I didn't drink for the next 5 days (and didn't really want to) until a friend offered me a mimosa at brunch. I made the mistake of drinking this without the pill, before I'd read about the importance of 100% adherence. Even though I stuck to just that one mimosa, by that evening I was feeling a pretty strong craving for more alcohol. I proceeded to take the pill, bought a bottle of wine, and, careful to wait the full hour before drinking, proceeded to have four glasses before going to sleep.

That brings me to this past week, where I've continued to drink at a truly moderate pace. I'm taking the 100% adherence very seriously now, making sure to take a pill each and every time I plan on drinking. I've had at least one AF day in between each drinking day, and have been logging each drink in my TSM app. I'm up to 12.5 drinks this week, but have no desire to have any drinks today or tomorrow (Sunday).
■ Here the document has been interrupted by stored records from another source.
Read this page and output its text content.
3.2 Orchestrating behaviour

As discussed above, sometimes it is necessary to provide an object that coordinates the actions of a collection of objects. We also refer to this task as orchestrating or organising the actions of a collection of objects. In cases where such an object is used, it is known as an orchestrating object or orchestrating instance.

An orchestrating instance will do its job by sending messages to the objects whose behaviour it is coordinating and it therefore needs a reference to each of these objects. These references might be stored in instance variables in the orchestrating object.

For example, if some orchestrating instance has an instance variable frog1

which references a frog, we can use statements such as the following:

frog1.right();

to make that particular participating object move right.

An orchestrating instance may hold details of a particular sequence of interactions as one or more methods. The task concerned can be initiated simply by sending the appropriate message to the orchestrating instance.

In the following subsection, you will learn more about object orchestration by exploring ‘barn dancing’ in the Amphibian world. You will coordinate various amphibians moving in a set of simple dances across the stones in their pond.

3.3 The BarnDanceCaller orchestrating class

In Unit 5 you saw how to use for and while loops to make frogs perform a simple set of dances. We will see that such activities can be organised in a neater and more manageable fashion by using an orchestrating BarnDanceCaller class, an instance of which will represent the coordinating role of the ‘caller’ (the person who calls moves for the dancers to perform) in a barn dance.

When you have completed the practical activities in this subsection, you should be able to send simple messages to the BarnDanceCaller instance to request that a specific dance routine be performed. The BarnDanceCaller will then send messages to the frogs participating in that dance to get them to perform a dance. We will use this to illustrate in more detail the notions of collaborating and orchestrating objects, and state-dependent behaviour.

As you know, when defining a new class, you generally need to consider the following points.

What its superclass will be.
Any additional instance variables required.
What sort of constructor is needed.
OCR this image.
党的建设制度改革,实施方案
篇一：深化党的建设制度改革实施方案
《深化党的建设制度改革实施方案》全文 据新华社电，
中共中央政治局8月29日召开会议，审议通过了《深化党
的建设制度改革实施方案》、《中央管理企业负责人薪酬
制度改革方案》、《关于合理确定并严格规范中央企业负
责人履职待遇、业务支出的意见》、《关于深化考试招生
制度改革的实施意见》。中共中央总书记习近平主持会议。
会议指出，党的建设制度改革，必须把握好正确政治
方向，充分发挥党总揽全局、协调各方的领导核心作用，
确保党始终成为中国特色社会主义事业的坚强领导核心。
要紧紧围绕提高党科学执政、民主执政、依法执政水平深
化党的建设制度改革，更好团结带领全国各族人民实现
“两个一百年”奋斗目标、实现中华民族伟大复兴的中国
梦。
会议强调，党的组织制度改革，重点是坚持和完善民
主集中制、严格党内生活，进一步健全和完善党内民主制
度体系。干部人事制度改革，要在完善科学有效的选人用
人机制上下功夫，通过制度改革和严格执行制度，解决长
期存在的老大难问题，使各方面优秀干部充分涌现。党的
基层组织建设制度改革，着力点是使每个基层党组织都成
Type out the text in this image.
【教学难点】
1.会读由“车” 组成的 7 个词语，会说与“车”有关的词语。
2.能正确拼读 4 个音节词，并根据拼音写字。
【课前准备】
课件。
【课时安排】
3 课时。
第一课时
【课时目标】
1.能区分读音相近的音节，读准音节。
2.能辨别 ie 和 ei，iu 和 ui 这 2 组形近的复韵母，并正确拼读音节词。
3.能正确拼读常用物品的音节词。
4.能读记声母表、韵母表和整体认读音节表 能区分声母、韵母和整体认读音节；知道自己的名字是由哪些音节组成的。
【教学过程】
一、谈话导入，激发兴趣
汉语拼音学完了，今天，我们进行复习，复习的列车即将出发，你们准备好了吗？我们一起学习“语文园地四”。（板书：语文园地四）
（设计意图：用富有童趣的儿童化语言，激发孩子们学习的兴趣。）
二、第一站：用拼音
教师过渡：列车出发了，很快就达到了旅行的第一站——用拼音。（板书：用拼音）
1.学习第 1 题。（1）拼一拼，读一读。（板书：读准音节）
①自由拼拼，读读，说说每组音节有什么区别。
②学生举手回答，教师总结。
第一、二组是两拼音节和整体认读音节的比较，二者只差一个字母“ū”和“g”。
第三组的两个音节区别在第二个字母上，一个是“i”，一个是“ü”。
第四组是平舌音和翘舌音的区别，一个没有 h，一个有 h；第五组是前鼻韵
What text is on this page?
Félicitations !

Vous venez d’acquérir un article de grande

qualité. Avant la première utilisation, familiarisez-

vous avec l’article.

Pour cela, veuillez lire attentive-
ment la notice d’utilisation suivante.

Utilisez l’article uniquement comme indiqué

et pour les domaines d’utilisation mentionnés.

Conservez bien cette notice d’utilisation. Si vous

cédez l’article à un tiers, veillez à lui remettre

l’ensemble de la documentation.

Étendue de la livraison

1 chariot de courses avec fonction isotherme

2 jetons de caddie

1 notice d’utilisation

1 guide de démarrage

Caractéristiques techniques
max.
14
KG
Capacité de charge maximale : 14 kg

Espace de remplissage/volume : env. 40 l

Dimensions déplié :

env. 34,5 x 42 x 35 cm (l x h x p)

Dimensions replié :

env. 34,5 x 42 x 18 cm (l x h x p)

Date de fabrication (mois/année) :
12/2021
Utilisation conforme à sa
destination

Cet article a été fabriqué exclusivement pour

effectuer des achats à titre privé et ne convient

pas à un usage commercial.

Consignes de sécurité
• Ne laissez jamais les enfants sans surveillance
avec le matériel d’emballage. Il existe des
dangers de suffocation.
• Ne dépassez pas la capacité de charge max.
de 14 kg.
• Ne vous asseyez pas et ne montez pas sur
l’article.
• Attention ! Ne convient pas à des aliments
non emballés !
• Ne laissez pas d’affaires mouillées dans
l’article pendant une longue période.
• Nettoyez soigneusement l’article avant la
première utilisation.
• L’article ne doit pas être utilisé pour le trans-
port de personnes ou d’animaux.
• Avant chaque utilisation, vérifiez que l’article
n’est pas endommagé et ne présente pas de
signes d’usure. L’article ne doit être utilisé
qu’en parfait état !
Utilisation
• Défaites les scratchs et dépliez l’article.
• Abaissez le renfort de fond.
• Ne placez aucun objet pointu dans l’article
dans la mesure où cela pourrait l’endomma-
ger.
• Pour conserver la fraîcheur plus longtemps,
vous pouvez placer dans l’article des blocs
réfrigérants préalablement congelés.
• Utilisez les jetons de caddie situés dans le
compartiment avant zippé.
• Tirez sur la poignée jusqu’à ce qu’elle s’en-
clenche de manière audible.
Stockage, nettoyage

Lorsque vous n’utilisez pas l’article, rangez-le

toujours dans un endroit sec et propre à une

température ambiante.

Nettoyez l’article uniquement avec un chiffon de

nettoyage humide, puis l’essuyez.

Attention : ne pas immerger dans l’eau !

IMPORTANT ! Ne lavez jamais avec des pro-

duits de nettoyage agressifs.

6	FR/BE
My last drinks were Thursday night, and I had these mostly because I couldn't sleep (I'd already taken a melatonin & valerian supplement which didn't help). I found, though, that this didn't help much either, and decided to use an OTC sleep aid the following night.

The point of this long-ass post & my questions:

It feels like I'm close to extinction already, even though it's only been two weeks since I even started this. Is it possible that going a full week AF in detox accelerated this process? Should I try and white-knuckle it a bit at this point and go for full sobriety, forever? I've been feeling guilty for having any alcohol post-detox since I told my family my plan was to go fully sober for the next 90 days, and I have no idea what I'm going to tell my dad if (when) he asks for an update on how things are going. I think he's going to be really disappointed that I drank this soon after getting out of detox, but it feels like things are going really well right now.

I'm also feeling a bit like an outlier compared to a lot of these stories I'm seeing, where people are starting at 50 drinks+ per week (seemingly without the need for detox and no w/d symptoms, those lucky duckies) and slowly trending downward over the course of 9-ish months. And if it's ok for me to continue drinking, is it ethical for me to continue attending AA meetings when the only requirement for membership is a desire to stop drinking? Even though things seem to be heading in the right direction, I'm feeling a bit lost as to what the best approach is.